The other day I decided that it was well past the time for me to wash the outside of my windows and glass panels on my balcony. As soon as I washed them there was a noticeable difference. I could clearly see through the glass now without the familiar filter of a years worth of green gunk and grime, oh and spider deification (yes spiders poop). I was feeling pretty good about the progress I was making. As I continued down the length of glass panels I looked back at the ones that were drying and noticed that there were spots and smudges that I had inadvertently missed during my first go. So I went back to the first and started again. At almost the same spot down the line of glass panels I noticed that once again I could see spots and smudges on some of the panels that I had just done for the second time. So I decided that this time I would get a heavy-duty cleaning cloth, you know, the ones with the mesh on one side and really give the glass a good scrubbing and a good rinse with the garden hose set on jet (there is no better setting than jet on a nozzle). As I sat inside my house after doing them all that third time I noticed that there were still spots and smudges that I could see on the glass panels. At this point I decided to try to ignore the imperfections of my well intended cleaning endeavour (’cause I was exhausted) and made a note to self to hire someone to do this job the next time around.

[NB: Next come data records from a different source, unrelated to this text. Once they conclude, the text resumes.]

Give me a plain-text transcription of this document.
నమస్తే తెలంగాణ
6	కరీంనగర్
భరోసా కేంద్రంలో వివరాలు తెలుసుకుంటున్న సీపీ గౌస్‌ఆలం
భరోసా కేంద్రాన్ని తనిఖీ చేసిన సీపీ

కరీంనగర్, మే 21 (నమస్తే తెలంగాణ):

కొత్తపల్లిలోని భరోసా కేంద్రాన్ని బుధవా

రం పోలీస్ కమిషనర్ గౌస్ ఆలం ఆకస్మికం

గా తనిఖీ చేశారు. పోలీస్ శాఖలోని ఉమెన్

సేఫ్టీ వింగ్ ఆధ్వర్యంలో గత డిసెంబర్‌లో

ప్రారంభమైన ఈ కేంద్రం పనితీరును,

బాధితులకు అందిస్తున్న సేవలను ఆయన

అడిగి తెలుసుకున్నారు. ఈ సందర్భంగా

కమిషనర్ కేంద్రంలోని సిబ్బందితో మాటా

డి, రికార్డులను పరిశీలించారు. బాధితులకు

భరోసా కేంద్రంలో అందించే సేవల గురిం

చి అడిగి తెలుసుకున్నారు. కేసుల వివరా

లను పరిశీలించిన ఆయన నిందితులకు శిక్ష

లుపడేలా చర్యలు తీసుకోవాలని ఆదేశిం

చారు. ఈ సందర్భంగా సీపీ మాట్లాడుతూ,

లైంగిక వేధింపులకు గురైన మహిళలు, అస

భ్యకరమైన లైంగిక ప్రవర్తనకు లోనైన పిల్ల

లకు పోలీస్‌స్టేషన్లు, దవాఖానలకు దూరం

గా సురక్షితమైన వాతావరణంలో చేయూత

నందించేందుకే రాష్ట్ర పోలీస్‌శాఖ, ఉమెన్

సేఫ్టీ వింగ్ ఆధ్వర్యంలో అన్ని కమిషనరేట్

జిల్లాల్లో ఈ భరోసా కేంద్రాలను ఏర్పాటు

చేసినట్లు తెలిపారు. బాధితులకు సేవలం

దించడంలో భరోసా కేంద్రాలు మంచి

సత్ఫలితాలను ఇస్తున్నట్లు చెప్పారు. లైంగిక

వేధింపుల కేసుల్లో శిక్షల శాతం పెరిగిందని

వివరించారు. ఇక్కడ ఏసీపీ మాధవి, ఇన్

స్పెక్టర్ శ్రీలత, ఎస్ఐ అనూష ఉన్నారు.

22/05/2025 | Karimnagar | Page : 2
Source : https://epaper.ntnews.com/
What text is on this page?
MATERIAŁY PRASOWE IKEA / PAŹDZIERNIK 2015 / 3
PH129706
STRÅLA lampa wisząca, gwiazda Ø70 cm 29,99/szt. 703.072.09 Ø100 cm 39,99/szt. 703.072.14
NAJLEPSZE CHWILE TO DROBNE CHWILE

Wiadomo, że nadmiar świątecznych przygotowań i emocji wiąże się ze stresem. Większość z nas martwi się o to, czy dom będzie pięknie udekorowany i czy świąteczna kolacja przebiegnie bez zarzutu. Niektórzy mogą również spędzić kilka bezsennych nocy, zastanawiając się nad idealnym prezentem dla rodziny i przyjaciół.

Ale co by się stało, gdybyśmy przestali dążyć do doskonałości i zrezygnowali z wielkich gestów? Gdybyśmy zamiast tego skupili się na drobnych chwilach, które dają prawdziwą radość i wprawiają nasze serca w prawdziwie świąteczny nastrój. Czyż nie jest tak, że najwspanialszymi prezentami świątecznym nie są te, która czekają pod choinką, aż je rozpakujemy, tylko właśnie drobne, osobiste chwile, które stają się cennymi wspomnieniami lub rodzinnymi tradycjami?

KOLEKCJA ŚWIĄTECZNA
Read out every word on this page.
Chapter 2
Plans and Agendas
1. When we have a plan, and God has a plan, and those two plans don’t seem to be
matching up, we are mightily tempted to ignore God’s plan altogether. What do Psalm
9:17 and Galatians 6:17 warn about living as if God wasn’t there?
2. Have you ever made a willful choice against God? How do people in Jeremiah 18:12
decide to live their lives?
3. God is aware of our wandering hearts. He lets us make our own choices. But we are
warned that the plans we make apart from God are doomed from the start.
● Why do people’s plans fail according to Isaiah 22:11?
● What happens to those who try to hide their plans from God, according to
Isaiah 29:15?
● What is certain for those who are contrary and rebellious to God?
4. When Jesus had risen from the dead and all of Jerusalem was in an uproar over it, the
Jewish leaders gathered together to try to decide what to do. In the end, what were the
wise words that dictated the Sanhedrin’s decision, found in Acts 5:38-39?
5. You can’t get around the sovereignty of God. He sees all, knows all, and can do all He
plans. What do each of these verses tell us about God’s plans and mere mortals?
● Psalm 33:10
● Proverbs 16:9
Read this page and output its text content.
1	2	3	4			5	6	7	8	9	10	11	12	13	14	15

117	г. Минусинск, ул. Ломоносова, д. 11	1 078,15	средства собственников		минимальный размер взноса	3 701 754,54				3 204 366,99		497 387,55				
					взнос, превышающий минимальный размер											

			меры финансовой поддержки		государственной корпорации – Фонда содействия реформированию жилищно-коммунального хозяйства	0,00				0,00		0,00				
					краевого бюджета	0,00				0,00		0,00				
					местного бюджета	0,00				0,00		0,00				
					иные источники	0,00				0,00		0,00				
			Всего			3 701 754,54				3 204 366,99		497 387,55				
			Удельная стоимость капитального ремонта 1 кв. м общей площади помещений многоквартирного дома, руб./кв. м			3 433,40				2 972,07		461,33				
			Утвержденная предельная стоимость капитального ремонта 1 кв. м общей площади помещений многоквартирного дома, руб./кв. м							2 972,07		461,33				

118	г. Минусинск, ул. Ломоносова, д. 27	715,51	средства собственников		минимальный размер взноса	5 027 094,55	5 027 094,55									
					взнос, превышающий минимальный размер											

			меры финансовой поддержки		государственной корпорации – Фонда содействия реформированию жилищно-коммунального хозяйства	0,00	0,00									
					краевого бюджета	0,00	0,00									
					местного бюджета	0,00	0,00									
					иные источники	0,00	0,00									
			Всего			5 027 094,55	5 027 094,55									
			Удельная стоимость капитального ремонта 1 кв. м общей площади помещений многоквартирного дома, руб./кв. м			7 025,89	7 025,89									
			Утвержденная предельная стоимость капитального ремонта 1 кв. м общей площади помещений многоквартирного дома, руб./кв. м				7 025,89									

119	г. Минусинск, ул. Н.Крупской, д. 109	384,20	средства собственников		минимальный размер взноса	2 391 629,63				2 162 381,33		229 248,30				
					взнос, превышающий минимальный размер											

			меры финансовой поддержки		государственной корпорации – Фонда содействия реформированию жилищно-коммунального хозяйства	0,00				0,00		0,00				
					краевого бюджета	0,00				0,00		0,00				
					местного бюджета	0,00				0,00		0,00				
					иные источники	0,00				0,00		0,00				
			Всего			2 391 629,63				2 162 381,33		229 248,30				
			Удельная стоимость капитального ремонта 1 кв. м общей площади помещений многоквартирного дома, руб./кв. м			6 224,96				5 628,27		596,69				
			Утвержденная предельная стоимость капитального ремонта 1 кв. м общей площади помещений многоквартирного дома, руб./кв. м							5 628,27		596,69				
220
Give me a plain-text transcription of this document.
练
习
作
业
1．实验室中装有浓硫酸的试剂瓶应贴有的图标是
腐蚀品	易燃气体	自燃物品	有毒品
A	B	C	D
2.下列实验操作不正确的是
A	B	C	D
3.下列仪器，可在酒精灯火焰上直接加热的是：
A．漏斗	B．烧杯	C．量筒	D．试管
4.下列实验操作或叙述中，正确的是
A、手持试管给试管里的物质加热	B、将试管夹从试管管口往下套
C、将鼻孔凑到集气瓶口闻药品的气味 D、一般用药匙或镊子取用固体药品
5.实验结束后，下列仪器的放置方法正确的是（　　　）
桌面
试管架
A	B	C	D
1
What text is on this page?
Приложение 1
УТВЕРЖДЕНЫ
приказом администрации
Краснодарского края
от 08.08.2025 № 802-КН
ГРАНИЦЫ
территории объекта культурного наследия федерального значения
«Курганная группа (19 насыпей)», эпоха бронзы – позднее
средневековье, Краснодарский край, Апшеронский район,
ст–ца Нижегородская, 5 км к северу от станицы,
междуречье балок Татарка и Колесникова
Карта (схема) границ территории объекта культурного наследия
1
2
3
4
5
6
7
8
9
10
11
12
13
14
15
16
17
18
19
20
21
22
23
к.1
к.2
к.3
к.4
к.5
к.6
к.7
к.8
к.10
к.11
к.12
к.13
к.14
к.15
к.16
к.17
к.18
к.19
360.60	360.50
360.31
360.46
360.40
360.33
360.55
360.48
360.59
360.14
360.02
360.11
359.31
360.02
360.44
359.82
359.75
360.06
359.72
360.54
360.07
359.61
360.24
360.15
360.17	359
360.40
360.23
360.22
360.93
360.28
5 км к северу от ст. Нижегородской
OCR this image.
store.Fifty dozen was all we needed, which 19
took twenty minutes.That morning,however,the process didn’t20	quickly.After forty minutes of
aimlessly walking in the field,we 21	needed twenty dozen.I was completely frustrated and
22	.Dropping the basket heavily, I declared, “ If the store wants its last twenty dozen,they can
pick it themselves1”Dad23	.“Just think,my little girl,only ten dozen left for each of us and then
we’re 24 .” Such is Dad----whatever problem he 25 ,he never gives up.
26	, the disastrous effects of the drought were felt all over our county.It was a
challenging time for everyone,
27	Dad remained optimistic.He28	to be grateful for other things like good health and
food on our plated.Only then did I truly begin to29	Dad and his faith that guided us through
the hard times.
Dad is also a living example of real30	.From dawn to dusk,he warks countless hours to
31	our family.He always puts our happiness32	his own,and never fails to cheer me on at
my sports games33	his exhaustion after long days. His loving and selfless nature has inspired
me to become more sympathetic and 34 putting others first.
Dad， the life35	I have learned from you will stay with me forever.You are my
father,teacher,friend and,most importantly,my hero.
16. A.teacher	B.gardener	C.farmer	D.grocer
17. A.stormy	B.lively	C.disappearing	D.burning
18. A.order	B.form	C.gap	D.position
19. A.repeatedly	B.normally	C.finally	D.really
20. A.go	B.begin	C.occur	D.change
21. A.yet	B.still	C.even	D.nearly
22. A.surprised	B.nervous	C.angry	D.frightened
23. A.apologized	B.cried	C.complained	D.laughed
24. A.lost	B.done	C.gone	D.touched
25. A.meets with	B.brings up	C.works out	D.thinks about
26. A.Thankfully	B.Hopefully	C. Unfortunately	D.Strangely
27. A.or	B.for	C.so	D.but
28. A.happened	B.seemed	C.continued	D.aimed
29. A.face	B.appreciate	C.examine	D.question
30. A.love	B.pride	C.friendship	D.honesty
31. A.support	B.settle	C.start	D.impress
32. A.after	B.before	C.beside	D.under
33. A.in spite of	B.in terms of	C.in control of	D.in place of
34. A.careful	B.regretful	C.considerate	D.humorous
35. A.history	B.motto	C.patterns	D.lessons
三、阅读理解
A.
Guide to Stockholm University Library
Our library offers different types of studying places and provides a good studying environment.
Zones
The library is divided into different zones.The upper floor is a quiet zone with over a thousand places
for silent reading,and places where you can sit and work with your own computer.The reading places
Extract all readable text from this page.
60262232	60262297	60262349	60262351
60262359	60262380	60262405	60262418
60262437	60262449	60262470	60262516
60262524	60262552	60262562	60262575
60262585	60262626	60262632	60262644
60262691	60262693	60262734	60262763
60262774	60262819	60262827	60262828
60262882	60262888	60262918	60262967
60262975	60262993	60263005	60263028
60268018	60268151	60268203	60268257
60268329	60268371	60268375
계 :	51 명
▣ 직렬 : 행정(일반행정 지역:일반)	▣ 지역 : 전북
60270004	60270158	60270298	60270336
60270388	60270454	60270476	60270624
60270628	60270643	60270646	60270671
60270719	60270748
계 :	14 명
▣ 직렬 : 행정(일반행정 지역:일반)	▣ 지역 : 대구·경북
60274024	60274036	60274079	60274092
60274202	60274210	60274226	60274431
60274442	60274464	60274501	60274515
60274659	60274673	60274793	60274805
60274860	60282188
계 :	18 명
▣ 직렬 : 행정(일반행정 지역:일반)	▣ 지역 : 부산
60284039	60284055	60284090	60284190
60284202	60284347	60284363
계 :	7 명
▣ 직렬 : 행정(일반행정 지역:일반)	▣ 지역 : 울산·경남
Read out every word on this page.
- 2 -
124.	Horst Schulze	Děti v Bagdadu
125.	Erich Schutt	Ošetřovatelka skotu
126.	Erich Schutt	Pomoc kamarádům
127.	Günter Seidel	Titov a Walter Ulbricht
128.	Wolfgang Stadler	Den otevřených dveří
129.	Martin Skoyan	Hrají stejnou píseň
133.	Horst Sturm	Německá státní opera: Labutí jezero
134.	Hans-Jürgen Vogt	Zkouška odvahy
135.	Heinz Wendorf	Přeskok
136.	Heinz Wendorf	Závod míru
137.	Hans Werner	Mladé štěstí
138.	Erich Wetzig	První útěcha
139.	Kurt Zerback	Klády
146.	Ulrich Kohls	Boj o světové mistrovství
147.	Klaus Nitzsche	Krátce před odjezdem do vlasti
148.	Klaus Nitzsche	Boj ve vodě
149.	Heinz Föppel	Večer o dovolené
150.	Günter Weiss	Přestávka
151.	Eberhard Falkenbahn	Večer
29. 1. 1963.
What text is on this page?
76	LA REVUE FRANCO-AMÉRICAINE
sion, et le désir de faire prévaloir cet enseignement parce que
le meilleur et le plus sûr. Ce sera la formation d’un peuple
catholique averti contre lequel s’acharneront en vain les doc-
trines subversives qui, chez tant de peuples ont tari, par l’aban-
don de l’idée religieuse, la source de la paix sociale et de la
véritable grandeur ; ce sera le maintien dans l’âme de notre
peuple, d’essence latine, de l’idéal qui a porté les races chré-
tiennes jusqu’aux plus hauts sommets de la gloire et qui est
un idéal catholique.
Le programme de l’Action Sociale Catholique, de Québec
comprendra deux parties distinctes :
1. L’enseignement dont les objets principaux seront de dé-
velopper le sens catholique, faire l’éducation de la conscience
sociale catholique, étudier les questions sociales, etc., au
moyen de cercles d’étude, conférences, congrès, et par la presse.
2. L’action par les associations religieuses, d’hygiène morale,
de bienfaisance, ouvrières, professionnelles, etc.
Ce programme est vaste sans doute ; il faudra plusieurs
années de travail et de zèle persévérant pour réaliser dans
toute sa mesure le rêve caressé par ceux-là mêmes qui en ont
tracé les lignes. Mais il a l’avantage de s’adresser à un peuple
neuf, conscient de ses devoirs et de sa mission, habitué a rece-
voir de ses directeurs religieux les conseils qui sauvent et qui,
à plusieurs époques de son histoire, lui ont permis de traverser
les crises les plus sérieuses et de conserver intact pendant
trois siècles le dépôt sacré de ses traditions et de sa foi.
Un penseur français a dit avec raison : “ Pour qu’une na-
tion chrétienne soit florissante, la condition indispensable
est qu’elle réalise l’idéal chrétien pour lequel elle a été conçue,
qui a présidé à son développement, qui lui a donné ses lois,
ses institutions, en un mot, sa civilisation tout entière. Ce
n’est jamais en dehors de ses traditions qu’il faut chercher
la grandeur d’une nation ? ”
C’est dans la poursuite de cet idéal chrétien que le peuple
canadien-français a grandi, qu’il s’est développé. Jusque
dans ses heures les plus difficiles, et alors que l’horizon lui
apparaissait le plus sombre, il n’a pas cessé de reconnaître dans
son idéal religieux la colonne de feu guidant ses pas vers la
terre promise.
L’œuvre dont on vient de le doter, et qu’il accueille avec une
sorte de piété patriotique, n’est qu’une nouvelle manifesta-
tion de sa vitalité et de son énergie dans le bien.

Tell me, is there ever a time when one can truly remove each spot and smudge and have glass so pure that it shines without one blemish? I have in the past had professionals clean my windows for me and even they leave streaks and miss places. I look out at the job that I did on my glass panels and outside windows and think that it isn’t good enough. Wow, where did that thought come from? Didn’t I just work myself to the bone (slight exaggeration) trying to remove all the spots and smudges? Why am I so focused on a few spots left over? Why can’t I be satisfied with the job that I did and think job well done instead of “not good enough”? Never mind that I have managed to remove a years worth of green gunk and grime, never mind that I have a clearer view…all I can focus on is the few spots and smudges. Yet still I look out at these panels of glass and think, it’s not good enough. I can’t seem to focus on the whole and look beyond the spots and smudges to the beauty of the golf course. My focus remains short of its goal. Instead it remains stuck on the foreground viewing the spots and smudges.
I can’t help but wonder how often I do this in other parts of my life, focus on the foreground and miss the beauty beyond the spots and smudges. Do I remain stuck in the foreground and miss opportunities that God would want to bless me with? Do I have a shorten sight line because I am so focused on the foreground and believing that “it” what ever “it” is, isn’t good enough? Does this inability or difficulty to look beyond the imperfection of things hinder me in viewing myself as God views me? Do I somehow equate this belief of “it” as being not good enough to mean that I am not good enough? How many times have I, have we accepted less than what was intended for us? God doesn’t want our focus to be on the spots and smudges but on the goal which is to run the race of life to win. To be all that He created us to be and to stop focusing on our spots and smudges. He doesn’t see these imperfections so why should we?